Son audience demandée et jamais obtenue
«Je cours après une audience depuis l’installation de Macky Sall. J’ai mandaté plus de 20 personnes, mais rien n’y fait. Il faut que les autorités acceptent de nous recevoir afin qu’on leur soumette nos doléances. Je profite de cette occasion pour demander au Président Sall et à son épouse une audience et je garde espoir. On doit nous subventionner, nous les personnes âgées, car nous n’avons plus de ressources financières et ne comptons que sur nos familles. Dans le secteur, les moyens ne suivent pas. Nous ne demandons qu’à être soutenus et aidés», avait-il souhaité. Non sans dire à juste raison que «le grand problème c’est que nous ne percevions de droits d’auteur alors que nos œuvres qui datent des années 70, les télés les mettent et nous ne percevons rien du tout… Nous qui sommes de la vieille école, on a été les précurseurs et on devrait avoir un statut de fonctionnaires, mais l’Etat ne fait rien pour nous…». Face à cet manque de considération et au regard de tout ce qu’il a apporté sur le plan culturel, mais également dans l’éducation par l’image de toute une génération, Baye Peulh en est venu à l’idée que «les gens sont ingrats». «Ils ne devraient pas oublier qu’on a fait les beaux jours du théâtre. Nous sommes des éducateurs. C’est triste», disait-il.

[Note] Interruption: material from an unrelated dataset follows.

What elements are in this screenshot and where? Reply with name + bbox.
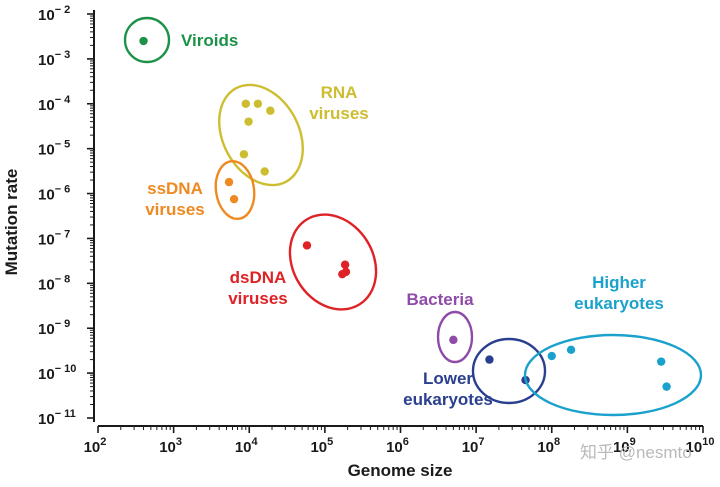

«Si je meurs, que personne ne vienne donner quoi que ce soit en guise d’aide»
Dans un entretien relayé par les médias, Baye Peulh, soucieux du triste sort réservé aux artistes, rappelait à propos du décès de son ancien duo de scène : «Quand Makhouradia Guèye est tombé gravement malade, personne n’était à ses côtés, sauf sa famille et moi. Et pourtant, on a fait appel aux bonnes volontés. Personne n’est venu à sa rescousse. Sur son lit de mort, au Cto, il m’a demandé de dire à sa famille que s’il meurt, que personne ne vienne donner quoi que ce soit en guise d’aide, car il n’en avait plus besoin. C’était un homme de vergogne. Quand il est décédé, sa fille aînée a respecté sa volonté quant aux «Médecins après la mort». Aïssatou Guèye leur a retourné leur aide. C’est vous dire que les gens n’ont pas de reconnaissance.» Puis, il ajoutait : «Je m’attends à être traité de la même sorte à mon décès. Les gens, s’ils veulent nous aider, qu‘ils le fassent de notre vivant.» Ce fut son dernier cri du cœur.
Après, plus personne ne l’a entendu dans les médias si ce n’est sa fille Elisabeth Ba qui avait fini par alerter l’opinion sur le triste sort de son père malade et «oublié» par les autorités. Heureusement, l’ancien ministre de la Culture et de la communication, Mbagnick Ndiaye, s’était rendu à son chevet le samedi 13 août 2016. Enfin ! L’ultime hommage est attendu ce week-end.